Setelah beberapa menit perjalanan, mereka akhirnya tiba di depan apartemen Keira. Axel menghentikan mobilnya tepat di depan pintu masuk gedung.
"Terima kasih banyak ya, Pak," ucap Keira sambil melepaskan sabuk pengamannya. "Bapak mau mampir dulu?"
Axel tersenyum kecil, menatap Keira dengan lembut. "Emang boleh?" tanyanya, setengah bercanda.
Keira tersenyum lemah. "Iya, nggak apa-apa kalau Bapak mau."
Axel tampak berpikir sejenak sebelum akhirnya menjawab, "Lain kali aja ya. Saya harus balik ke kantor, ada beberapa pekerjaan yang belum selesai."
Keira mengangguk. "Oh, baik. Makasih sekali lagi, Pak."
Axel mengangguk dan menatap Keira sekali lagi sebelum menghidupkan mesin mobilnya dan pergi meninggalkan gedung apartemen. Sementara Keira memandangi mobilnya yang mulai menjauh, perasaan hangat dan nyaman sedikit menyelimuti hatinya. Axel memang terlihat dingin, tapi ia selalu muncul di saat Keira membutuhkannya.
Keira melangkah masuk ke dalam apartemennya, mencoba menghapus segala rasa cemas yang masih menyelimuti pikirannya. Namun, meskipun Axel sudah begitu baik padanya, bayangan Reno masih mengganggu pikirannya. Apakah Reno benar-benar peduli padanya? Atau semuanya hanya sekadar permainan?
Saat Keira masuk ke apartemennya, ia merasa lega bisa kembali ke tempat yang biasa ia sebut rumah. Namun, di satu sisi, ada rasa sepi yang menghampiri. Ia ingin berbaring dan melupakan semuanya, tetapi pikirannya terus berkecamuk.
Tak lama setelah masuk ke apartemen, Keira mendengar ponselnya berbunyi. Ia melihat layar dan melihat nama Reno muncul di sana. Ragu-ragu, ia mengambil ponsel itu dan mengangkatnya.
"Ra, kamu udah pulang? Maaf ya, aku tadi lagi sibuk banget. Tadi kamu udah sempat telpon ya?" Reno berbicara dengan nada yang terdengar ceria, seolah-olah tak ada yang salah.
Keira menelan ludah, berusaha menahan segala macam emosi yang ingin keluar. "Iya, Ren.
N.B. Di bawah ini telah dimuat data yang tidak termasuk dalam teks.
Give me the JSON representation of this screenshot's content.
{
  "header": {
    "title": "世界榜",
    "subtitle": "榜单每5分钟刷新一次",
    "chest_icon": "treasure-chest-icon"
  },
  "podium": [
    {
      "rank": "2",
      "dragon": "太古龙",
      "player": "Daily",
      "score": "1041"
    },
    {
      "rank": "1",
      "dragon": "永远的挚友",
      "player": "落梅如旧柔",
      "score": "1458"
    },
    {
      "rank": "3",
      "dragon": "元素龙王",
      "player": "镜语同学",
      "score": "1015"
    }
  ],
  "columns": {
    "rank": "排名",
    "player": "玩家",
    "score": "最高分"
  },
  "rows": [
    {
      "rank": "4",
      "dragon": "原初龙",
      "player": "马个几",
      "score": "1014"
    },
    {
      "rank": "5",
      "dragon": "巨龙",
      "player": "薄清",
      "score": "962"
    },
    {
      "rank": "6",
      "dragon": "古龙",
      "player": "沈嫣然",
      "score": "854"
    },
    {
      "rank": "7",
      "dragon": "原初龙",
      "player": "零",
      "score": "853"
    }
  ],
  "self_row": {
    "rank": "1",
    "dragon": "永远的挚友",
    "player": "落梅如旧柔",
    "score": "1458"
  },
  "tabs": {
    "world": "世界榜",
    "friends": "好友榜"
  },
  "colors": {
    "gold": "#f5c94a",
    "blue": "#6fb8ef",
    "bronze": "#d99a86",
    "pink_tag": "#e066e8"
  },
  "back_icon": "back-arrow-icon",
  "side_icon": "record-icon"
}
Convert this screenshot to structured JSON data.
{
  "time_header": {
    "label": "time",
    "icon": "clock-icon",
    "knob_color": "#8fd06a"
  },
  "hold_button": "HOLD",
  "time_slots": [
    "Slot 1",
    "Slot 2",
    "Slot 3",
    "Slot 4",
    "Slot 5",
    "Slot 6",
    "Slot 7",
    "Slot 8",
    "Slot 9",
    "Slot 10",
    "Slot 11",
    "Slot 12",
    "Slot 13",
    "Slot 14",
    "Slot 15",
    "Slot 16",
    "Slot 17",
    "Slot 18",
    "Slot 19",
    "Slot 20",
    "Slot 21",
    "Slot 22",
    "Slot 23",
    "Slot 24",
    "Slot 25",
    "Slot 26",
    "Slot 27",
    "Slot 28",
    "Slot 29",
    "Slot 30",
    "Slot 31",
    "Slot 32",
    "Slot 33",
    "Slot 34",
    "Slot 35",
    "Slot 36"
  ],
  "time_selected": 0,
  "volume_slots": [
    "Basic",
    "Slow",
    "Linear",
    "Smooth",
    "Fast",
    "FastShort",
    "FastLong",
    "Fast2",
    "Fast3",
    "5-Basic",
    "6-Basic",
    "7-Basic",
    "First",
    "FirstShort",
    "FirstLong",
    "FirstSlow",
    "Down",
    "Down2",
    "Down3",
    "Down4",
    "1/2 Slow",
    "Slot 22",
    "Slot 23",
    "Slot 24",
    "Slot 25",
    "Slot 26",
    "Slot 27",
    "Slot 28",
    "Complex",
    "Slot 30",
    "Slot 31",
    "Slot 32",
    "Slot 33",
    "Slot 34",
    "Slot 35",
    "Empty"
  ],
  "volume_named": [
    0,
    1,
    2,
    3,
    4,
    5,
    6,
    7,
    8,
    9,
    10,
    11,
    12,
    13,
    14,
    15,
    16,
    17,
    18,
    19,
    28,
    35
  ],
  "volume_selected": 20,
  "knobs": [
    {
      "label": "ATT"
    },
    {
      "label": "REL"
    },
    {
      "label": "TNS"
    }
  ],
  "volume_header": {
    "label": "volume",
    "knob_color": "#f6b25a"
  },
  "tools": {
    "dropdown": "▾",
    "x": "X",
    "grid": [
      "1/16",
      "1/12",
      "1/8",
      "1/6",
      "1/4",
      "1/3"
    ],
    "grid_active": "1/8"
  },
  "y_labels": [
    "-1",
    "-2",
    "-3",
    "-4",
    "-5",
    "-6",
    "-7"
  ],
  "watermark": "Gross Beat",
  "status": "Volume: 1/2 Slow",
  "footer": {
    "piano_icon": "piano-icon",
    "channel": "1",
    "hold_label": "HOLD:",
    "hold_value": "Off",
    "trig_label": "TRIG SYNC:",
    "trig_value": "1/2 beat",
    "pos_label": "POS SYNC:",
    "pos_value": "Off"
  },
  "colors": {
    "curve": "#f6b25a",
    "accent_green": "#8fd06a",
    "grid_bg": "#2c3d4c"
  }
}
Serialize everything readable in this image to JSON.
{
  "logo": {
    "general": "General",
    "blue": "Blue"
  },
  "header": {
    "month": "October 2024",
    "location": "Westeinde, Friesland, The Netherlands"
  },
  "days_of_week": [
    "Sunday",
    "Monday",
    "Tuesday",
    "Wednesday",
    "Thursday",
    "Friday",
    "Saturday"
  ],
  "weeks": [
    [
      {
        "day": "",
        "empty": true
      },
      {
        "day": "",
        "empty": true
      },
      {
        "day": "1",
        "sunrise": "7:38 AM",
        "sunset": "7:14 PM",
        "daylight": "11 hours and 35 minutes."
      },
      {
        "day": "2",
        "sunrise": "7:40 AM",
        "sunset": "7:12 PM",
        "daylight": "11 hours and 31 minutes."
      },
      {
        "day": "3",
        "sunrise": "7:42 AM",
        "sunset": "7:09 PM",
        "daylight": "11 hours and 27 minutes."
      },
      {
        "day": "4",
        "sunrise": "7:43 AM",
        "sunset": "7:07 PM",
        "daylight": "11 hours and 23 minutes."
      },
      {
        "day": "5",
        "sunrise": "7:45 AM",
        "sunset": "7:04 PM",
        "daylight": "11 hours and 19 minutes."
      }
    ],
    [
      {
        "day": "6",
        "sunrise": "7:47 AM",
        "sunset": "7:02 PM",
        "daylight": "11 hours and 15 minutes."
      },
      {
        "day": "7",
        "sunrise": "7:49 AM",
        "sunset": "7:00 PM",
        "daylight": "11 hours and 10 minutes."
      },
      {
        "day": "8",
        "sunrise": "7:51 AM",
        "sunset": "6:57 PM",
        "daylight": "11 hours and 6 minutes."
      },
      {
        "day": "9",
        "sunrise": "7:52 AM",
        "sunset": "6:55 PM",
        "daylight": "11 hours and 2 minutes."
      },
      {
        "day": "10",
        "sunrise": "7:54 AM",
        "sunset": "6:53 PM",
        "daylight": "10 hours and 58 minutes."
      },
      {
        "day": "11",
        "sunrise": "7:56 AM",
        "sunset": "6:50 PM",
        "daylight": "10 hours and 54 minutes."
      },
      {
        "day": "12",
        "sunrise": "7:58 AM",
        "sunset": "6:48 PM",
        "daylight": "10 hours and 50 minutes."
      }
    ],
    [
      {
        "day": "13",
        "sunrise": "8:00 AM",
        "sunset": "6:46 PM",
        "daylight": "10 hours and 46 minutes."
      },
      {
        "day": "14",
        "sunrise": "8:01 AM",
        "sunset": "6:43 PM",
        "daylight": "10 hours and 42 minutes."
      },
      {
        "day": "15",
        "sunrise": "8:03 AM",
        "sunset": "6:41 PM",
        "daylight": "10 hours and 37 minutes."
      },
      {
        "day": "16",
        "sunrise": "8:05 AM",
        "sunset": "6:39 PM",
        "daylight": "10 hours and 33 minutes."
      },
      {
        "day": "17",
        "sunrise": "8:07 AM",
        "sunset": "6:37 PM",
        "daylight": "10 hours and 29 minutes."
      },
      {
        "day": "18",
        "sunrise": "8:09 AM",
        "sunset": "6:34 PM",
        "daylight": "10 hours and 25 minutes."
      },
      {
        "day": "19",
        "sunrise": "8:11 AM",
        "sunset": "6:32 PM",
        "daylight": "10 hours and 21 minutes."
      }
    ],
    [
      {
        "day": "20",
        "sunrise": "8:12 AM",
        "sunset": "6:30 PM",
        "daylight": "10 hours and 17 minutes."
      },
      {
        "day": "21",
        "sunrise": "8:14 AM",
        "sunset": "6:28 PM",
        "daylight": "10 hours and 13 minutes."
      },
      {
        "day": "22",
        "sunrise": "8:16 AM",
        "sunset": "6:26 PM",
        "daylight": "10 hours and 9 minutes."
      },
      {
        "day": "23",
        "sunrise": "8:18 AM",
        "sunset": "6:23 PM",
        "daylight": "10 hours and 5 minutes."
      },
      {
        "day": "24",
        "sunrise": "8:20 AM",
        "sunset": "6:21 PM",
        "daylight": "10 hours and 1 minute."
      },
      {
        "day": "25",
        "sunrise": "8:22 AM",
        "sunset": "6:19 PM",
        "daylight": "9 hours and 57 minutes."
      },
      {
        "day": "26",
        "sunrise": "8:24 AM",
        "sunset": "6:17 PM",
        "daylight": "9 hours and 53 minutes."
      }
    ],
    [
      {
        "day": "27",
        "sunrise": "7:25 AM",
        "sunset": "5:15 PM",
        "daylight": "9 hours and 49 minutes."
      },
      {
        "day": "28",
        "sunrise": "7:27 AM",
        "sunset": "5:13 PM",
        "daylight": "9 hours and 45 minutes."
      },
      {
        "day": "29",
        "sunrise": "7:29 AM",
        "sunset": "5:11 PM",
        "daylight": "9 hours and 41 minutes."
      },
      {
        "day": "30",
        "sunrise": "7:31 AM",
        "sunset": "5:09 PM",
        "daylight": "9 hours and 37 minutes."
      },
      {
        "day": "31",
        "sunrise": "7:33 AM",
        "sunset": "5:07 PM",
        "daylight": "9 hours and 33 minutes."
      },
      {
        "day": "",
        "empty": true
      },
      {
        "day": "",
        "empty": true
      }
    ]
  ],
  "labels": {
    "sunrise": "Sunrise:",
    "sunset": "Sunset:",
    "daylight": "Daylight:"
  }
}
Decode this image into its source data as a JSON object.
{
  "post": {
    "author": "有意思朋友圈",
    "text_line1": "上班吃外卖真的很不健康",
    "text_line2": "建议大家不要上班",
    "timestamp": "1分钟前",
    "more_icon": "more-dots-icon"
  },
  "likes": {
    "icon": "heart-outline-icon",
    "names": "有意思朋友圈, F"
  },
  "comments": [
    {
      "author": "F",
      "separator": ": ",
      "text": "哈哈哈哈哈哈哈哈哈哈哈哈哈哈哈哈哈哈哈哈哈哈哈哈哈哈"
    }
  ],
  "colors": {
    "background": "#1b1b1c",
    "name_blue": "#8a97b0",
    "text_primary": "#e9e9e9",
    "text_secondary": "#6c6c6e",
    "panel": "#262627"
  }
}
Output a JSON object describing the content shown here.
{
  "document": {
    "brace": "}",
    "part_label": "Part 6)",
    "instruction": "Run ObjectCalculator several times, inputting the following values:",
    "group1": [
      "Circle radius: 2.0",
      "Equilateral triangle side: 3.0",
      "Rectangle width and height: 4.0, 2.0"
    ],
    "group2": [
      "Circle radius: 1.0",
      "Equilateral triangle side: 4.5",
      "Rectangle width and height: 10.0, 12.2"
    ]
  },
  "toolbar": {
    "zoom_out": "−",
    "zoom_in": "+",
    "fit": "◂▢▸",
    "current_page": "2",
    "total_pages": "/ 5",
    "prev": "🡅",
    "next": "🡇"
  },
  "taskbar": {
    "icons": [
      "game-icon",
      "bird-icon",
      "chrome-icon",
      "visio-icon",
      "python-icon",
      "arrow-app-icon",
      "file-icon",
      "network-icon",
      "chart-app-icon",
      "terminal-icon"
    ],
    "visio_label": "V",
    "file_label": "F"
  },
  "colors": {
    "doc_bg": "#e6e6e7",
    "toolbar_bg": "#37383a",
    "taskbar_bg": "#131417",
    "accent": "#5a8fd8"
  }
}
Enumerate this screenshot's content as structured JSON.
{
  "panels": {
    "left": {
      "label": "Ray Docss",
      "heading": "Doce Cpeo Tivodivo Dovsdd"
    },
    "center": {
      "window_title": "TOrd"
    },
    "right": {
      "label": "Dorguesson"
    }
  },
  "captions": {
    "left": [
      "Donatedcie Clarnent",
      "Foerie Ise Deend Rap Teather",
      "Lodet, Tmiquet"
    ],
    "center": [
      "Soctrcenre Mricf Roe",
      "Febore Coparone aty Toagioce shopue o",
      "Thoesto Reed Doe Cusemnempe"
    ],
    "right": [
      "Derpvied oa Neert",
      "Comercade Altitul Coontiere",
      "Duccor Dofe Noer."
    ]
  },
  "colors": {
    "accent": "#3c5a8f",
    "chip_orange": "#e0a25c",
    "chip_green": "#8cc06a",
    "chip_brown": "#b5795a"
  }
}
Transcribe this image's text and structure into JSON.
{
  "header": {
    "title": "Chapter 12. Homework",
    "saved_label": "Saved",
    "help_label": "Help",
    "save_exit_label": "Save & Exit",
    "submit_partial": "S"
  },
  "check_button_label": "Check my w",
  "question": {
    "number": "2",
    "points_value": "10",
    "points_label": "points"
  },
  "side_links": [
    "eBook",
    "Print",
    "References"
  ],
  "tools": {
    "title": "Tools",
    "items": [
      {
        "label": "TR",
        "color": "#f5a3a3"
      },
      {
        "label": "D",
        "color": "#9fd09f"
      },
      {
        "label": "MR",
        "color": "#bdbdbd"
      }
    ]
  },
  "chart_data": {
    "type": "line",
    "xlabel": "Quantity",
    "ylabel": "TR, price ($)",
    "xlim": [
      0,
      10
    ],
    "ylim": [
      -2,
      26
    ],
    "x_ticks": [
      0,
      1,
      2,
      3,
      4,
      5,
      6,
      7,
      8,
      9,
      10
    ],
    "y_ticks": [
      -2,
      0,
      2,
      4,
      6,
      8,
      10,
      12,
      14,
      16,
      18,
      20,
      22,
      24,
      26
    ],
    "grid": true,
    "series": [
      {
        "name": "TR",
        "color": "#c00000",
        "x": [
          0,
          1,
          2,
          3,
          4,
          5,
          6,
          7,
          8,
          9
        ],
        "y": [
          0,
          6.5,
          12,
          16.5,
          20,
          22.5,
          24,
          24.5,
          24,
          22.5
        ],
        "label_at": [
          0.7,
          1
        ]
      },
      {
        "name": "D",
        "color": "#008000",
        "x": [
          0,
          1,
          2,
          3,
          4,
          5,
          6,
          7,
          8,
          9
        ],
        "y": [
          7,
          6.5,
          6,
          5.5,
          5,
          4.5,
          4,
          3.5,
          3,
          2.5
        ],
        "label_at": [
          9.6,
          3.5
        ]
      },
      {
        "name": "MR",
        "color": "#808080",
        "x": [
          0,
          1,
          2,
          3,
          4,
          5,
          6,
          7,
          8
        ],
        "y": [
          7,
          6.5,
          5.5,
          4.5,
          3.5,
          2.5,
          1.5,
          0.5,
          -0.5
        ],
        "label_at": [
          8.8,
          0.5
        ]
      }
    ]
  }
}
Aku udah di apartemen."
"Bagus deh. Maaf banget ya aku nggak bisa jemput kamu. Tapi nanti aku mampir ke sana ya," ucap Reno.
Keira hanya mengiyakan tanpa banyak bicara. Ia tahu apa yang akan terjadi setiap kali Reno datang; ancaman, manipulasi, dan kata-kata yang membuatnya merasa terjebak.
Setelah menutup telepon, Keira duduk di sofa dengan tatapan kosong. Kenapa semuanya harus jadi serumit ini? Kenapa ia tidak bisa merasa bahagia sepenuhnya?
Di luar sana, Axel sudah kembali ke kantornya. Namun, pikiran tentang Keira terus menghantui benaknya. Ada sesuatu tentang Reno yang membuat Axel merasa tidak tenang. Ia tahu bahwa Reno bukan pria yang bisa dipercaya, dan ada sesuatu yang disembunyikan pria itu dari Keira.
Axel mengambil ponselnya lagi, menelpon anak buahnya untuk mempercepat penyelidikan mereka tentang Reno. Ia tak akan membiarkan Keira terus berada dalam bayang-bayang pria yang mungkin sedang mempermainkannya.
"Saya mau laporan tentang Reno secepatnya. Jangan sampai ada yang terlewat," ujar Axel dengan nada tegas sebelum menutup teleponnya.
Axel tahu bahwa apa yang ia lakukan mungkin terlalu jauh. Tapi ia tidak bisa tinggal diam. Keira berhak mendapatkan lebih dari sekadar pria seperti Reno.